# Fox und RockShox Service in Koeln/Umgebung?



## Jarlsberg (30. Januar 2011)

Hallo zusammen, 

ich hab ne Rockshox Pike und nen Fox Float Daempfer die mal dringend einen Service benoetigen. 
Weiss jemand, ob is in Koeln oder Umgebung einen Haendler gibt, der das beides machen kann? Wuerde wenn moeglich gerne Postversand vermeiden!

Danke und Gruss,

Jarlsberg


----------



## zuki (30. Januar 2011)

Fox würde ich hier einschicken:

http://www.toxoholics.de/www.toxoholics.de/FOX_RACING_SHOX_SERVICE.html

Und die Rock Shox kannst Du auf der Bonner Straße warten lassen. Einfach vorher anrufen, die sind ziemlich kompetent.

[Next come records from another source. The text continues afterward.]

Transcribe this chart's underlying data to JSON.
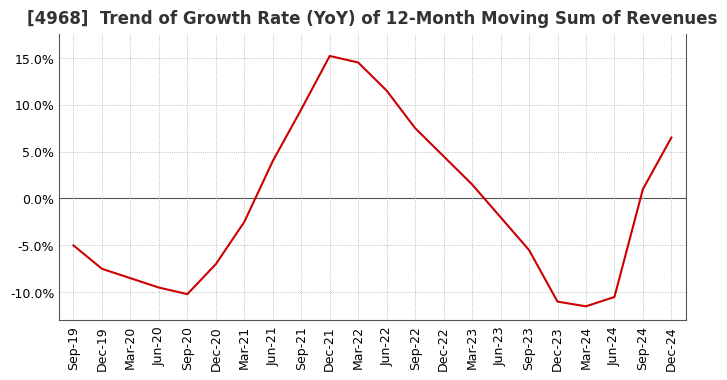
{
  "title": "[4968]  Trend of Growth Rate (YoY) of 12-Month Moving Sum of Revenues",
  "x_labels": [
    "Sep-19",
    "Dec-19",
    "Mar-20",
    "Jun-20",
    "Sep-20",
    "Dec-20",
    "Mar-21",
    "Jun-21",
    "Sep-21",
    "Dec-21",
    "Mar-22",
    "Jun-22",
    "Sep-22",
    "Dec-22",
    "Mar-23",
    "Jun-23",
    "Sep-23",
    "Dec-23",
    "Mar-24",
    "Jun-24",
    "Sep-24",
    "Dec-24"
  ],
  "y_values": [
    -5.0,
    -7.5,
    -8.5,
    -9.5,
    -10.2,
    -7.0,
    -2.5,
    4.0,
    9.5,
    15.2,
    14.5,
    11.5,
    7.5,
    4.5,
    1.5,
    -2.0,
    -5.5,
    -11.0,
    -11.5,
    -10.5,
    1.0,
    6.5
  ],
  "line_color": "#cc0000",
  "ylim": [
    -13.0,
    17.5
  ],
  "yticks": [
    -10.0,
    -5.0,
    0.0,
    5.0,
    10.0,
    15.0
  ],
  "grid_color": "#aaaaaa",
  "zero_line_color": "#555555",
  "background_color": "#ffffff",
  "title_fontsize": 12,
  "tick_fontsize": 9,
  "border_color": "#555555"
}
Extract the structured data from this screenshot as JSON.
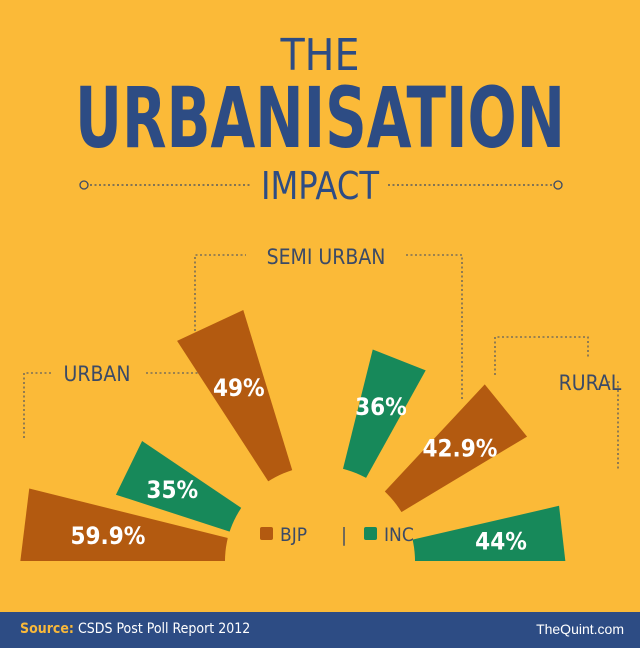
{
  "colors": {
    "background": "#FBBA38",
    "title": "#2D4C84",
    "bjp": "#B35A10",
    "inc": "#17895A",
    "footer": "#2D4C84",
    "label_dark": "#3B4A66"
  },
  "title": {
    "line1": "THE",
    "line2": "URBANISATION",
    "line3": "IMPACT"
  },
  "chart_data": {
    "type": "bar",
    "title": "THE URBANISATION IMPACT",
    "categories": [
      "URBAN",
      "SEMI URBAN",
      "RURAL"
    ],
    "series": [
      {
        "name": "BJP",
        "values": [
          59.9,
          49,
          42.9
        ],
        "labels": [
          "59.9%",
          "49%",
          "42.9%"
        ],
        "color": "#B35A10"
      },
      {
        "name": "INC",
        "values": [
          35,
          36,
          44
        ],
        "labels": [
          "35%",
          "36%",
          "44%"
        ],
        "color": "#17895A"
      }
    ],
    "unit": "%",
    "legend": {
      "items": [
        "BJP",
        "INC"
      ],
      "separator": "|",
      "placement": "center"
    }
  },
  "footer": {
    "source_label": "Source:",
    "source_text": "CSDS Post Poll Report 2012",
    "brand": "TheQuint.com"
  }
}
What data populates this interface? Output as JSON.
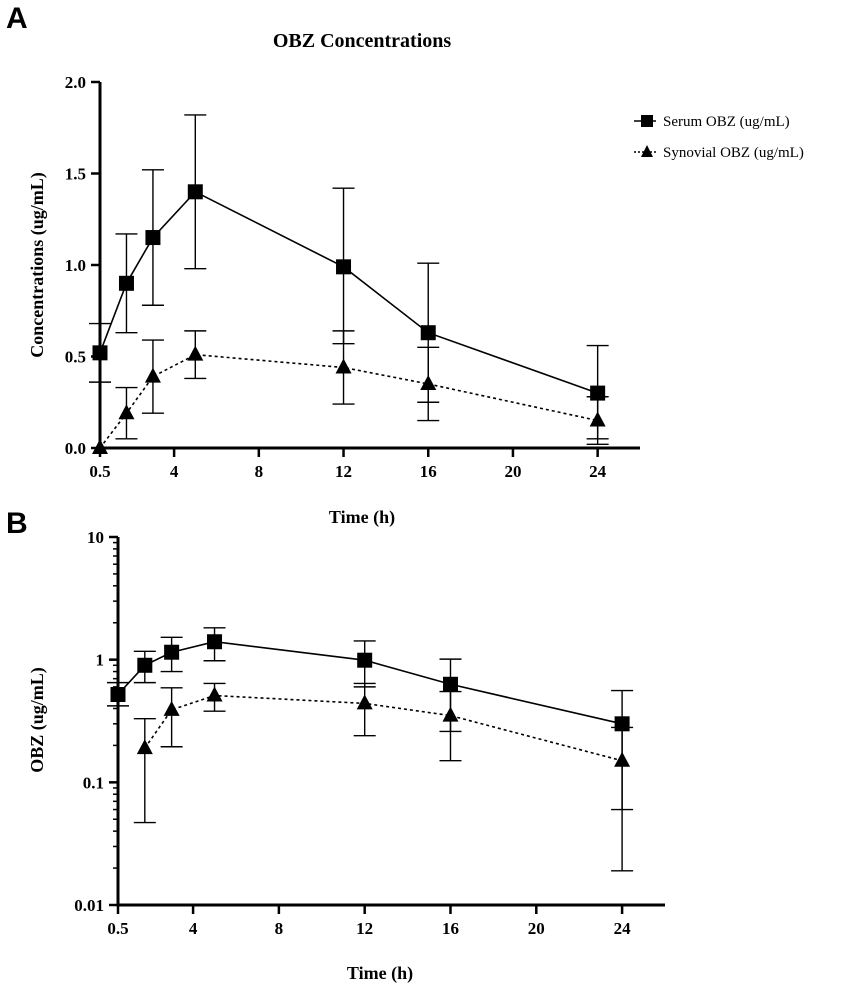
{
  "panels": {
    "a_label": "A",
    "b_label": "B"
  },
  "chart_data": [
    {
      "type": "line",
      "panel": "A",
      "title": "OBZ Concentrations",
      "xlabel": "Time (h)",
      "ylabel": "Concentrations (ug/mL)",
      "yscale": "linear",
      "xlim": [
        0.5,
        26
      ],
      "ylim": [
        0,
        2.0
      ],
      "xticks": [
        0.5,
        4,
        8,
        12,
        16,
        20,
        24
      ],
      "xtick_labels": [
        "0.5",
        "4",
        "8",
        "12",
        "16",
        "20",
        "24"
      ],
      "yticks": [
        0,
        0.5,
        1.0,
        1.5,
        2.0
      ],
      "ytick_labels": [
        "0.0",
        "0.5",
        "1.0",
        "1.5",
        "2.0"
      ],
      "legend": "top-right",
      "series": [
        {
          "name": "Serum OBZ (ug/mL)",
          "marker": "square",
          "line": "solid",
          "x": [
            0.5,
            1.75,
            3,
            5,
            12,
            16,
            24
          ],
          "values": [
            0.52,
            0.9,
            1.15,
            1.4,
            0.99,
            0.63,
            0.3
          ],
          "err_low": [
            0.36,
            0.63,
            0.78,
            0.98,
            0.57,
            0.25,
            0.05
          ],
          "err_high": [
            0.68,
            1.17,
            1.52,
            1.82,
            1.42,
            1.01,
            0.56
          ]
        },
        {
          "name": "Synovial OBZ (ug/mL)",
          "marker": "triangle",
          "line": "dotted",
          "x": [
            0.5,
            1.75,
            3,
            5,
            12,
            16,
            24
          ],
          "values": [
            0.0,
            0.19,
            0.39,
            0.51,
            0.44,
            0.35,
            0.15
          ],
          "err_low": [
            0.0,
            0.05,
            0.19,
            0.38,
            0.24,
            0.15,
            0.02
          ],
          "err_high": [
            0.0,
            0.33,
            0.59,
            0.64,
            0.64,
            0.55,
            0.28
          ]
        }
      ]
    },
    {
      "type": "line",
      "panel": "B",
      "title": "",
      "xlabel": "Time (h)",
      "ylabel": "OBZ (ug/mL)",
      "yscale": "log",
      "xlim": [
        0.5,
        26
      ],
      "ylim": [
        0.01,
        10
      ],
      "xticks": [
        0.5,
        4,
        8,
        12,
        16,
        20,
        24
      ],
      "xtick_labels": [
        "0.5",
        "4",
        "8",
        "12",
        "16",
        "20",
        "24"
      ],
      "yticks": [
        0.01,
        0.1,
        1,
        10
      ],
      "ytick_labels": [
        "0.01",
        "0.1",
        "1",
        "10"
      ],
      "series": [
        {
          "name": "Serum OBZ (ug/mL)",
          "marker": "square",
          "line": "solid",
          "x": [
            0.5,
            1.75,
            3,
            5,
            12,
            16,
            24
          ],
          "values": [
            0.52,
            0.9,
            1.15,
            1.4,
            0.99,
            0.63,
            0.3
          ],
          "err_low": [
            0.42,
            0.65,
            0.8,
            0.98,
            0.6,
            0.26,
            0.06
          ],
          "err_high": [
            0.65,
            1.17,
            1.52,
            1.82,
            1.42,
            1.01,
            0.56
          ]
        },
        {
          "name": "Synovial OBZ (ug/mL)",
          "marker": "triangle",
          "line": "dotted",
          "x": [
            1.75,
            3,
            5,
            12,
            16,
            24
          ],
          "values": [
            0.19,
            0.39,
            0.51,
            0.44,
            0.35,
            0.15
          ],
          "err_low": [
            0.047,
            0.195,
            0.38,
            0.24,
            0.15,
            0.019
          ],
          "err_high": [
            0.33,
            0.59,
            0.64,
            0.64,
            0.55,
            0.28
          ]
        }
      ]
    }
  ]
}
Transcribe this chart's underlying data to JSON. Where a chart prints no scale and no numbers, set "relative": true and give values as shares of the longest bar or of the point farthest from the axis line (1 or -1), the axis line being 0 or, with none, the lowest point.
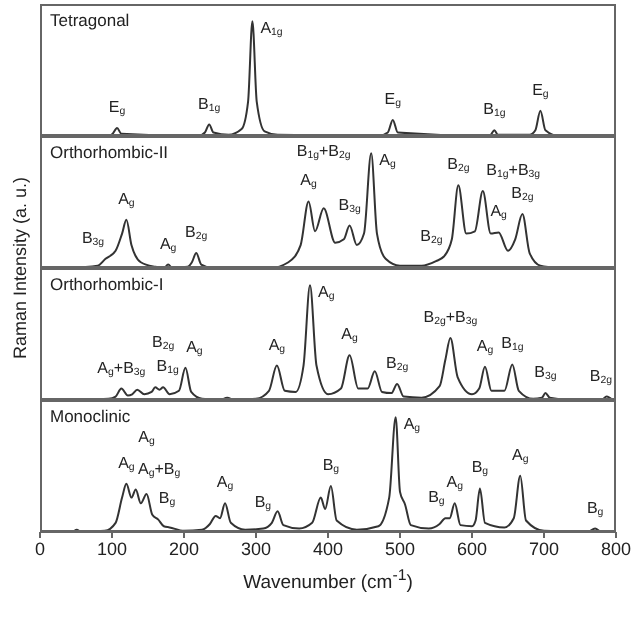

http://www.bike-perfect.de


----------



## MTB-News.de




----------



## Jarlsberg (30. Januar 2011)

Danke fuer die Tips, den Daempfer per Post schicken geht ja noch, ist nur mit Gabel immer so umstaendlich!


----------



## Ferkelmann (7. Februar 2011)

Finde eigentlich Dämpfer aus-/einbauen umständlicher als bei der Gabel. Und Versand über GLS/Hermes ist nicht so teuer.
Die Jungs von der Bike Arena machen imho den kleinen Foxservice selbst.
bike-area-cologne.com


----------



## Trekki (22. März 2011)

zuki schrieb:


> Fox würde ich hier einschicken:
> 
> http://www.toxoholics.de/www.toxoholics.de/FOX_RACING_SHOX_SERVICE.html



... aber nur wenn Du viel Zeit hast. Ich habe den Ratschlag befolgt und heute sind Gabel+Dämper zurück gekommen. Also ca. 6 Wochen. In der Hochsaison wird es wohl länger dauern.

-trekki


----------



## Jarlsberg (22. März 2011)

Trekki schrieb:


> ... aber nur wenn Du viel Zeit hast. Ich habe den Ratschlag befolgt und heute sind Gabel+Dämper zurück gekommen. Also ca. 6 Wochen. In der Hochsaison wird es wohl länger dauern.
> 
> -trekki



Danke für den hinweis, ich habe gerade die gleiche erfahrung gemacht, schnell ist was anderes!!


----------



## zuki (22. März 2011)

Trekki schrieb:


> ... aber nur wenn Du viel Zeit hast. Ich habe den Ratschlag befolgt und heute sind Gabel+Dämper zurück gekommen. Also ca. 6 Wochen. In der Hochsaison wird es wohl länger dauern.
> 
> -trekki



Das ist allerdings sehr Schei..e. Tut mir leid wegen des schlechten Tipps.


----------



## Jarlsberg (22. März 2011)

Kein Problem, ich hab den Daempfer auch noch nicht ausprobieren koennen, vielleicht war es das Warten ja wert! ;-)


----------